And usefulness seems always such a workaday criterion. Beauty is notoriously useless.

Graham

But this is just a weak cop-out, it seems, from having to analyse the role of clearly definable human values of 'nature' in a conservation/preservation scenario: instead, relying on conveniently undefinable 'intrinsic values' prevents you from performing normative value assessments where, due to the nature of the issue, they are clearly needed.

In other words, deciding whether or not to introduce wild boar relies on making value judgements that cannot be made if we end up relying on such wishy-washy undefinable measures of 'intrinsic value'. Value judgements have to be made with human valuations, however obfuscated.

PS. Ye Gods! KnockerNorton returns! o:D
 
bitterntwisted said:
Of course, what makes us so special is a rather vexed question in itself. But I'm pretty sure the answer isn't that, "We're made in the image of God and so nature is ours to do as we please with," which is the view that we, and nature, live in the shadow of today.

But this is where I feel that use of 'naturalness' as a benchmark in this argument falls down. You can make the argument successfully for human actions in this case being 'natural' or 'unnatural', but whether the argument works or not relies solely on how you bend the definition of 'naturalness' to fit it. Therefore, it's a dead end.

Instead of having some nice clean-cut benchmark, you have to rely on human valuations.

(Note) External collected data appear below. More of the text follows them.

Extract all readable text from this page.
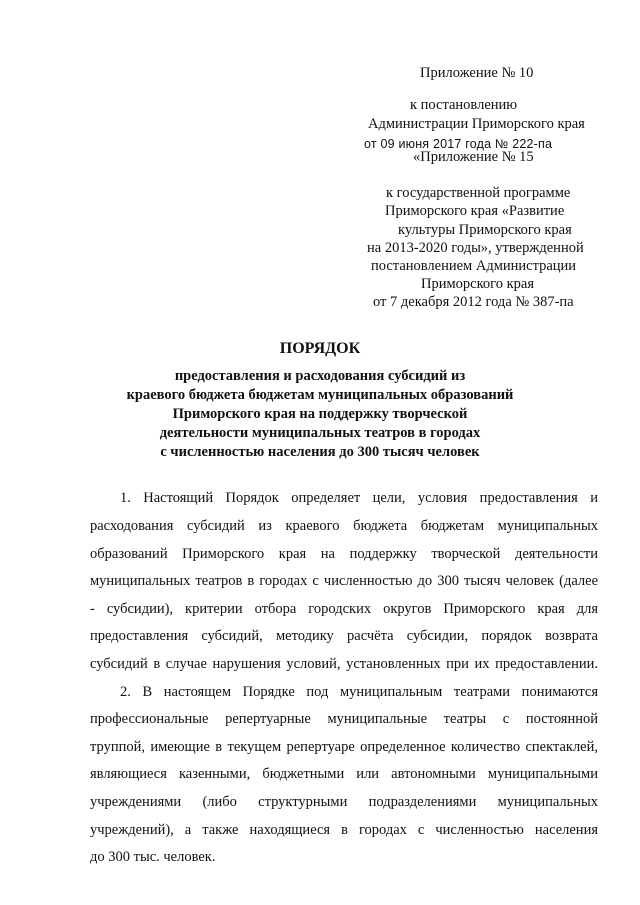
Приложение № 10
к постановлению
Администрации Приморского края
от 09 июня 2017 года № 222-па
«Приложение № 15
к государственной программе
Приморского края «Развитие
культуры Приморского края
на 2013-2020 годы», утвержденной
постановлением Администрации
Приморского края
от 7 декабря 2012 года № 387-па
ПОРЯДОК
предоставления и расходования субсидий из
краевого бюджета бюджетам муниципальных образований
Приморского края на поддержку творческой
деятельности муниципальных театров в городах
с численностью населения до 300 тысяч человек
1. Настоящий Порядок определяет цели, условия предоставления и
расходования субсидий из краевого бюджета бюджетам муниципальных
образований Приморского края на поддержку творческой деятельности
муниципальных театров в городах с численностью до 300 тысяч человек (далее
- субсидии), критерии отбора городских округов Приморского края для
предоставления субсидий, методику расчёта субсидии, порядок возврата
субсидий в случае нарушения условий, установленных при их предоставлении.
2. В настоящем Порядке под муниципальным театрами понимаются
профессиональные репертуарные муниципальные театры с постоянной
труппой, имеющие в текущем репертуаре определенное количество спектаклей,
являющиеся казенными, бюджетными или автономными муниципальными
учреждениями (либо структурными подразделениями муниципальных
учреждений), а также находящиеся в городах с численностью населения
до 300 тыс. человек.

Which are even more indistinct!!!
 
Knocker keeps bringing up somehow that the British environment is somehow intrinsically different since it has "evolved" without boars. That is fairly ridiculous since boars have only been extinct there for 700 years. Evolution doesn't normally work that fast...most components of the British ecosystem should be able to get along well with boars, although some species may change their distribution or abundance in response. And at any rate, certainly the money spent on a large cull to get rid of them could be much better spent on eradicating obvious invasive species or used for other conservation priorities.
 
Do boars eat Willow Tits? That would explain Knocker's dislike of boars;)

Seriously, welcome back (if you ever went away). Also thanks for the Mink link. I was hoping for nationwide eradication success but I guess it's a start.